Rossetto Kasper mentions Braeburns in her recipe. They’re not an old-school New England apple. They were a 1950s introduction from New Zealand, a cross between Lady Hamilton and an unknown suitor. But they are grown here now, and popular for both eating and cooking — they’re dense and aromatic and hold their shape when baked. We know Braeburns grow on the Cape, too, because the ones that went into our first apple cake of the season came from our friend Edouard Fontenot’s tiny two-tree orchard in Truro.
The recipe’s machine-free stir-in-one-bowl steps are part of its old-world charm. There’s no reason to stray from it, but I don’t use vanilla, to allow the lemon zest to stand out a little more. And I don’t butter the pan because it ends up lined with a buttery, cookie-like crust on the bottom. Which is also why you do need a springform pan for this — it’s a single layer torte that you don’t turn out like you would an ordinary cake.
“Apple cake with a crackly meringue” is the English translation Rossetto Kasper gives this torte. The meringue is a last-minute addition: whip an egg white with a little sugar and spread it on top of the batter. That becomes — though for just a day, if you’re baking on Cape Cod — the crackly top layer.
Torta di Mele
Makes a nine-inch torte
2 cups plus 3 Tbsp. all-purpose flour
1½ cups plus 2 Tbsp. sugar
½ tsp. kosher salt
6 oz. cold unsalted butter
¾ cup milk
2 large eggs, plus one egg white
Grated zest of one lemon
1 Tbsp. baking powder
1 lb. apples
Preheat oven to 375 degrees F.
Zest the lemon and set the zest aside. Peel, core, and cut the apples in a large dice, then toss them with a squeeze of lemon juice so they won’t turn brown.
In a large bowl, combine the 2 cups flour, 1½ cups sugar, and the salt. Add the butter, cutting it into small pieces over the dry ingredients. Cut the butter in with your hands, rubbing and tossing until the mixture is crumbly.

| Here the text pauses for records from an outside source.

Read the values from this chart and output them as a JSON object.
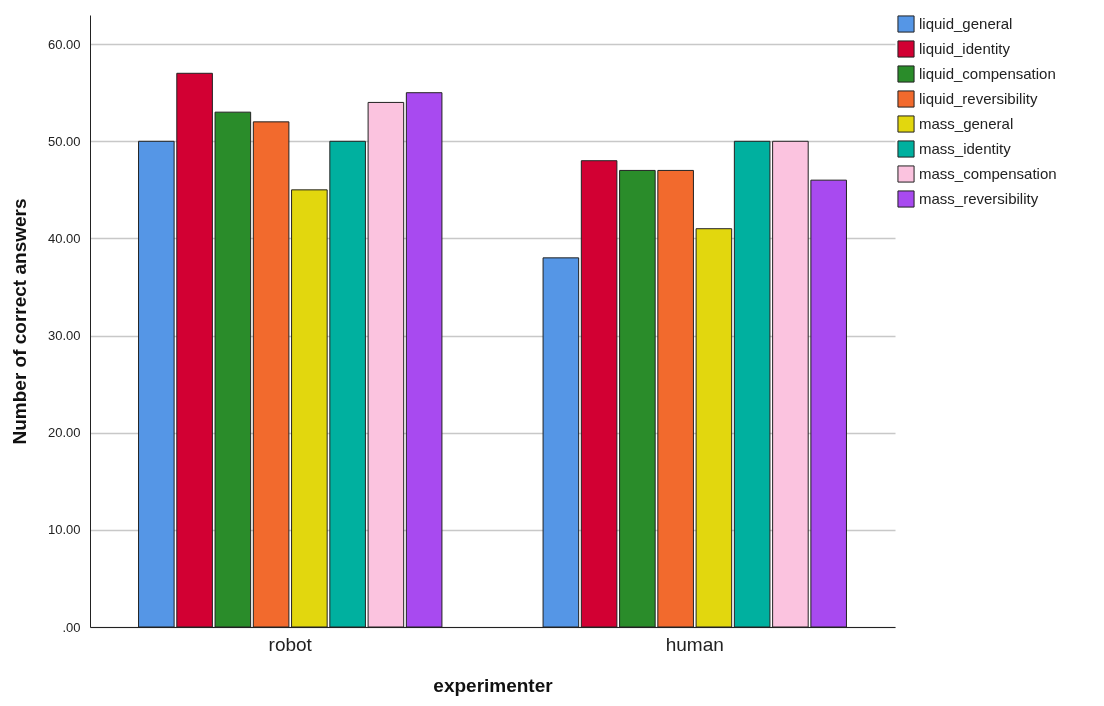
{
  "chart_data": {
    "type": "bar",
    "xlabel": "experimenter",
    "ylabel": "Number of correct answers",
    "categories": [
      "robot",
      "human"
    ],
    "series": [
      {
        "name": "liquid_general",
        "color": "#5596e6",
        "values": [
          50,
          38
        ]
      },
      {
        "name": "liquid_identity",
        "color": "#d20033",
        "values": [
          57,
          48
        ]
      },
      {
        "name": "liquid_compensation",
        "color": "#2a8c2a",
        "values": [
          53,
          47
        ]
      },
      {
        "name": "liquid_reversibility",
        "color": "#f26a2d",
        "values": [
          52,
          47
        ]
      },
      {
        "name": "mass_general",
        "color": "#e2d70e",
        "values": [
          45,
          41
        ]
      },
      {
        "name": "mass_identity",
        "color": "#00b09f",
        "values": [
          50,
          50
        ]
      },
      {
        "name": "mass_compensation",
        "color": "#fbc3df",
        "values": [
          54,
          50
        ]
      },
      {
        "name": "mass_reversibility",
        "color": "#a84af0",
        "values": [
          55,
          46
        ]
      }
    ],
    "ylim": [
      0,
      63
    ],
    "yticks": [
      {
        "value": 0,
        "label": ".00"
      },
      {
        "value": 10,
        "label": "10.00"
      },
      {
        "value": 20,
        "label": "20.00"
      },
      {
        "value": 30,
        "label": "30.00"
      },
      {
        "value": 40,
        "label": "40.00"
      },
      {
        "value": 50,
        "label": "50.00"
      },
      {
        "value": 60,
        "label": "60.00"
      }
    ],
    "grid": "y",
    "legend": "top right"
  }
}
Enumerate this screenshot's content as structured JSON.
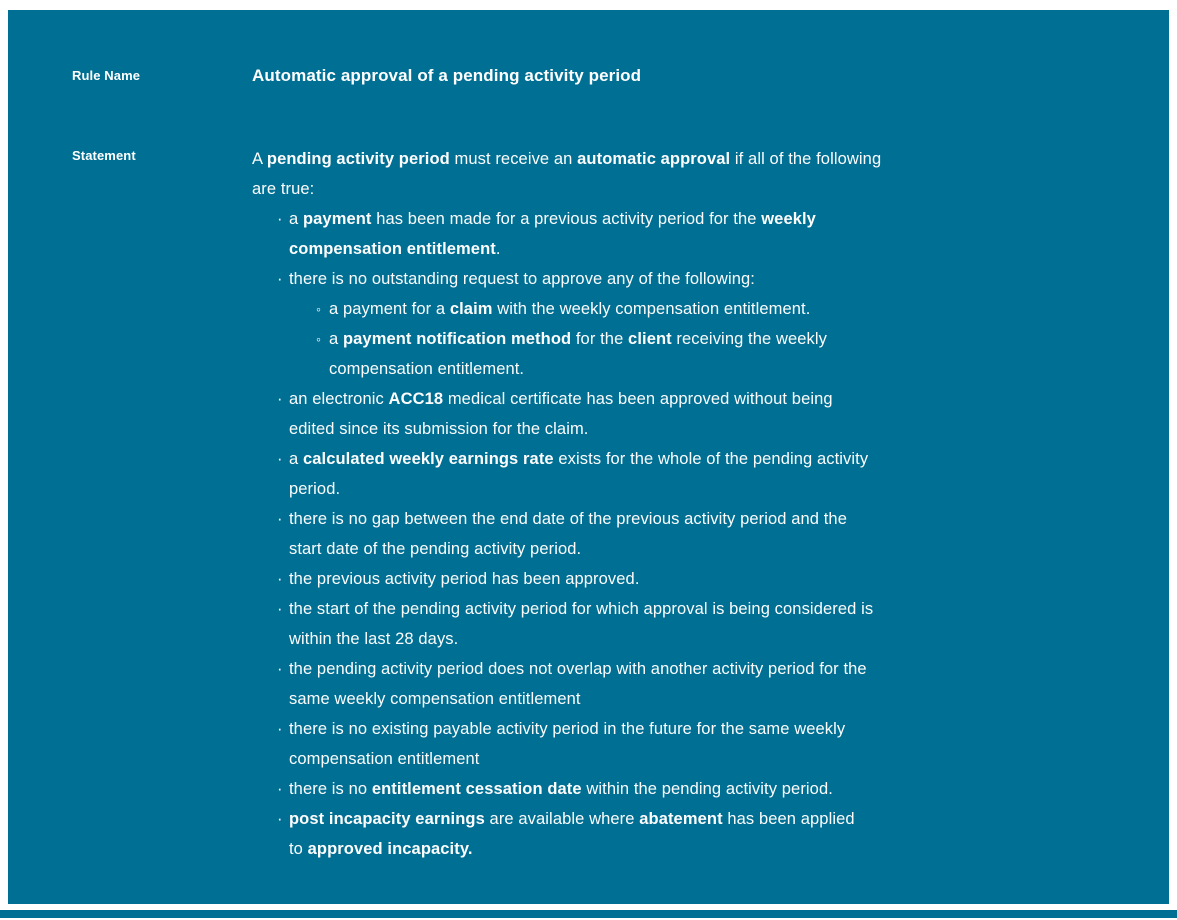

Remove a heaping cup of the crumbly mixture and press it into the bottom of the springform pan and up the sides a half inch to make a crust.
Stir the remaining 3 tablespoons of flour, the baking powder, and the lemon zest into the crumbly dough in the bowl, then make a well in the center of the mixture. Drop in two of the eggs, add the milk, and stir them together, gradually pulling in the rest of the dough. Don’t overmix — the cake will come out more tender if you leave the dough lumpy.
Fold in the apples and pour the batter over the crust in the springform pan.
Last touch: whisk the extra egg white with that extra 2 tablespoons of sugar until it holds soft peaks, then spread the meringue over the batter.
Bake about 1 hour and 15 minutes, until the center tests done. Remove to a rack and slip the sides of the springform pan off the cake after it has cooled a little. Serve at room temperature.